Los ejemplos de los países que han comenzado antes que nosotros resultan desoladores. Cada vez se relajan más las condiciones para ser candidato al suicidio asistido y se acaba incluyendo a los niños y a personas que simplemente se declaran «cansadas de vivir». Así ocurre ya en las deshumanizadas Bélgica y Holanda. En Bélgica las muertes se han multiplicado por diez desde 2002. En Canadá, donde se legalizó hace siete años, ya supone la causa de muerte del 2 % de la población (5 % en Quebec).
En España esta horrible espiral se cobró 180 muertes en su primer año (con el Gobierno festejando el «éxito», mientras no acaba de aprobar una ley de cuidados paliativos). Nuestros sanitarios ya están siendo presionados de maneras más o menos sutiles para que se presten a dispensar muerte.
Tengo familiares médicos y cuentan que sus pacientes se aferran a la vida hasta el final, que lo contrario es extrañísimo. Profesionales de cuidados paliativos entrevistados en este periódico relatan lo mismo: antes de la aprobación de la ley era harto infrecuente que un terminal les pidiese morir (y no estoy hablando de la sedación en el instante final, con la consciencia ya perdida, que es otra cosa).
Pero ahora se ha puesto en marcha una maquinaria gubernamental implacable, que muestra un gran logo luminoso a los ancianos y a las personas con enfermedades crónicas o problemas mentales recurrentes: no sufras más, el Estado benefactor te invita a morir. El «Gobierno progresista» te ofrece la eutanasia. A medio plazo, la presión de esos mensajes sobre la psique colectiva será inmensa.
Miles y miles de españoles tienen padres que sufren demencias seniles. Me atrevo a decir que a día de hoy ninguno de esos hijos querrían que matasen a su madre o a su padre con un suicido asistido, aunque ya no pueden siquiera reconocerlos. ¿Por qué? Pues porque somos herederos y todavía bastiones de una cultura judeocristiana, la católica, que respeta la dignidad de la vida humana. ¿Será así dentro de unos años, cuando las perversas leyes de eutanasia hayan calado a fondo?
Cada vez tenemos menos hijos. Cada vez estaremos más solos en nuestra senectud. O damos un giro y nos reajustamos moralmente, o vamos hacia un mundo donde un Estado de fachada solidaria y risueña nos enseñará la aguja en nuestra vejez, porque ya no pintaremos nada, porque gastaremos sin aportar, porque «tu vida ya no va a ningún sitio». ¿Para qué continuar? Midazolam y propofol en vena. Un problema menos.

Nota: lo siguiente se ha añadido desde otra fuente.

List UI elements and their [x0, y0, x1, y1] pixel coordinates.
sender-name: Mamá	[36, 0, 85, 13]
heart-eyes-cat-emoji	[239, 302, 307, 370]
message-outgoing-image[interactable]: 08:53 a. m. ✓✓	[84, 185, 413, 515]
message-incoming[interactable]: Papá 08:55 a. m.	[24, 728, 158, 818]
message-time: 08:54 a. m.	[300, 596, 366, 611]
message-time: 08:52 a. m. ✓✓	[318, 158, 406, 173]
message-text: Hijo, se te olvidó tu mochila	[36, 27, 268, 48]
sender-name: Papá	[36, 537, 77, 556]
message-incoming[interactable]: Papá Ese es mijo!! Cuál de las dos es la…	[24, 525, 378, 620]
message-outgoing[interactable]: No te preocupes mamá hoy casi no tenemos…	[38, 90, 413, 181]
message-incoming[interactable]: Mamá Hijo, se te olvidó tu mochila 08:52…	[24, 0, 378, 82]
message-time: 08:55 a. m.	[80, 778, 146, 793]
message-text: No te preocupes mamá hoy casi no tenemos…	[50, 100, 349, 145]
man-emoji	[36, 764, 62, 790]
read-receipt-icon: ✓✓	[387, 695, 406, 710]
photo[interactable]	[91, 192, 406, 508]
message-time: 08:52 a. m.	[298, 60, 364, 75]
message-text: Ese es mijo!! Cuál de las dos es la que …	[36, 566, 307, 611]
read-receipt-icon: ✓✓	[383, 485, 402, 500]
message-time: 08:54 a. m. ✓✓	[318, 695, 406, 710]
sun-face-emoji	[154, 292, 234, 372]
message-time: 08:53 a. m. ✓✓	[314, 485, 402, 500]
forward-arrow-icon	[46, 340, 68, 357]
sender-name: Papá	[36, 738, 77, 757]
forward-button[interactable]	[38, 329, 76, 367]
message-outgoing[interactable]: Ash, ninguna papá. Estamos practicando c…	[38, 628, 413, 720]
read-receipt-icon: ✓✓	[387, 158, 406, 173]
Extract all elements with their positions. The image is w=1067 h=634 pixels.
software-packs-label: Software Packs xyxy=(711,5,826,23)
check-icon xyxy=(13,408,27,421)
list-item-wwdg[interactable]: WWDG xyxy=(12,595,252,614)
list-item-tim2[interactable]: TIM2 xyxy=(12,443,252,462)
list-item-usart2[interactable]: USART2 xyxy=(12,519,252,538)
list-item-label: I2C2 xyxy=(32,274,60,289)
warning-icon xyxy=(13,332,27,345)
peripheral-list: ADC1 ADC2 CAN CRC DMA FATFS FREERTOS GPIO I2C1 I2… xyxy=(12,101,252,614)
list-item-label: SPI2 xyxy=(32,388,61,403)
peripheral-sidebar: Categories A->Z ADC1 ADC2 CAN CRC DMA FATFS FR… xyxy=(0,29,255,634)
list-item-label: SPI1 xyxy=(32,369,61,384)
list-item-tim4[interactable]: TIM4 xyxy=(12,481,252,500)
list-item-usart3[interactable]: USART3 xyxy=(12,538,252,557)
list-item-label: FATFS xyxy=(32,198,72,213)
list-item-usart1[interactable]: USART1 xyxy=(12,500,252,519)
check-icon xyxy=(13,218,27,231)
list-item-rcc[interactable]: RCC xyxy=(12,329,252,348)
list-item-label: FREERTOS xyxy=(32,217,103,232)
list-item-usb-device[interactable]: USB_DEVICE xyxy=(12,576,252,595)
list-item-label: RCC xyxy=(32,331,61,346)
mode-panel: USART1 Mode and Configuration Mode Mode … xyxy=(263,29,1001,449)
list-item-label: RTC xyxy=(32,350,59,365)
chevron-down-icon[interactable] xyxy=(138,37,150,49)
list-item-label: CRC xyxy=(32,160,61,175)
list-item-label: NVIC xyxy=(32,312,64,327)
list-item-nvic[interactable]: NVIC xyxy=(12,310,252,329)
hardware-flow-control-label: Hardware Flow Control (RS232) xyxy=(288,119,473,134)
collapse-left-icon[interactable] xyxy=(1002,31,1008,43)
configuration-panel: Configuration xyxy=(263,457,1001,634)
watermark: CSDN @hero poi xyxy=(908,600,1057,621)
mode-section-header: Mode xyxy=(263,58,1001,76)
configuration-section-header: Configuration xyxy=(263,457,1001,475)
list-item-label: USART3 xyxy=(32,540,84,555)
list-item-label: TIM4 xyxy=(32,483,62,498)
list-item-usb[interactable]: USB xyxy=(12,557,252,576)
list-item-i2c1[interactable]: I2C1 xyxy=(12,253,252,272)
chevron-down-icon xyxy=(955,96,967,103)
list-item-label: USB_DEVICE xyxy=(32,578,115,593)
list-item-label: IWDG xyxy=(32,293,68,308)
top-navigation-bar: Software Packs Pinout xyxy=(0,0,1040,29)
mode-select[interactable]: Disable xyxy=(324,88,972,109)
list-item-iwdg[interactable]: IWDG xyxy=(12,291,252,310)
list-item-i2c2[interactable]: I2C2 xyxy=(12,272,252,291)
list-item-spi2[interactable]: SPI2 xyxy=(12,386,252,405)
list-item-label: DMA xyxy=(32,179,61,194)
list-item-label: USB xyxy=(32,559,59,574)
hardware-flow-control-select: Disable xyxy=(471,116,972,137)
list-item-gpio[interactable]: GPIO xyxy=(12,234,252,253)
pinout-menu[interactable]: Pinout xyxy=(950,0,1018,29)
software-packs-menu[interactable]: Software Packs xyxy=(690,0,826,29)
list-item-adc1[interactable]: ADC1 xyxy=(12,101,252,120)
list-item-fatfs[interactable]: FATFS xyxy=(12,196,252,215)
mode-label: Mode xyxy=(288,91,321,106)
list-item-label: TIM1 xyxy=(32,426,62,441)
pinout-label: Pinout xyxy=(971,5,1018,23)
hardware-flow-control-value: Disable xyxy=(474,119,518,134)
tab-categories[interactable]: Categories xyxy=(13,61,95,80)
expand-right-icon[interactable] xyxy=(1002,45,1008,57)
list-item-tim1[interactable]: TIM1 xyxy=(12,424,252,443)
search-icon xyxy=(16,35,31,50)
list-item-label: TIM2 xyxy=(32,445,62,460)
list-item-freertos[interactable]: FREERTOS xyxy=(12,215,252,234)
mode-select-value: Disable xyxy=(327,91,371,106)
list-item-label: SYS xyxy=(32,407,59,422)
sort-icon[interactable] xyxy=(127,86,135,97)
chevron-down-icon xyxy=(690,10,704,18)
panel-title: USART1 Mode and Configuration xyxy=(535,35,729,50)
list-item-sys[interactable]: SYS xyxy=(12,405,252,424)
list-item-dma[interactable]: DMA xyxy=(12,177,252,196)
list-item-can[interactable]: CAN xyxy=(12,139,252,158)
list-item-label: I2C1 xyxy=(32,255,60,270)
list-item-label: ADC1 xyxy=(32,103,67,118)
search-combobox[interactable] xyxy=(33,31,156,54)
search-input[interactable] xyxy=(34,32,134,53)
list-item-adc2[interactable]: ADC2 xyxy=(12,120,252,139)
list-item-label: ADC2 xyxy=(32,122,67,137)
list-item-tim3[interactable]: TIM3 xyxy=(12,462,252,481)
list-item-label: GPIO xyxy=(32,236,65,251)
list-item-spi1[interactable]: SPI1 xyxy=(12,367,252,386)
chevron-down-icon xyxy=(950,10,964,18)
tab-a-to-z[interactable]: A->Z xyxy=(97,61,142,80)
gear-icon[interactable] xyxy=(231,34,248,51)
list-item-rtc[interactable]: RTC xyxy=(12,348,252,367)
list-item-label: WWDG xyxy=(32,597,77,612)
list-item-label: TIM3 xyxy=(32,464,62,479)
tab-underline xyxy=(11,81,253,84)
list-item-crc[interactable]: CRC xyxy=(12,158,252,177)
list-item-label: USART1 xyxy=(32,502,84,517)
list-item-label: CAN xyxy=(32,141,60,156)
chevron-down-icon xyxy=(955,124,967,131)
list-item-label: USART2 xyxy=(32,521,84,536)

Qué tristeza cuando algunos dirigentes de un partido que aspira a gobernar España, y que tiene serias posibilidades de librarnos de la pesadilla Sánchez, susurran que la batalla de las ideas importa poco, o que es secundaria. Ceguera frívola. No se pude construir nada de valor si no se empieza por salvaguardar la vida de las personas.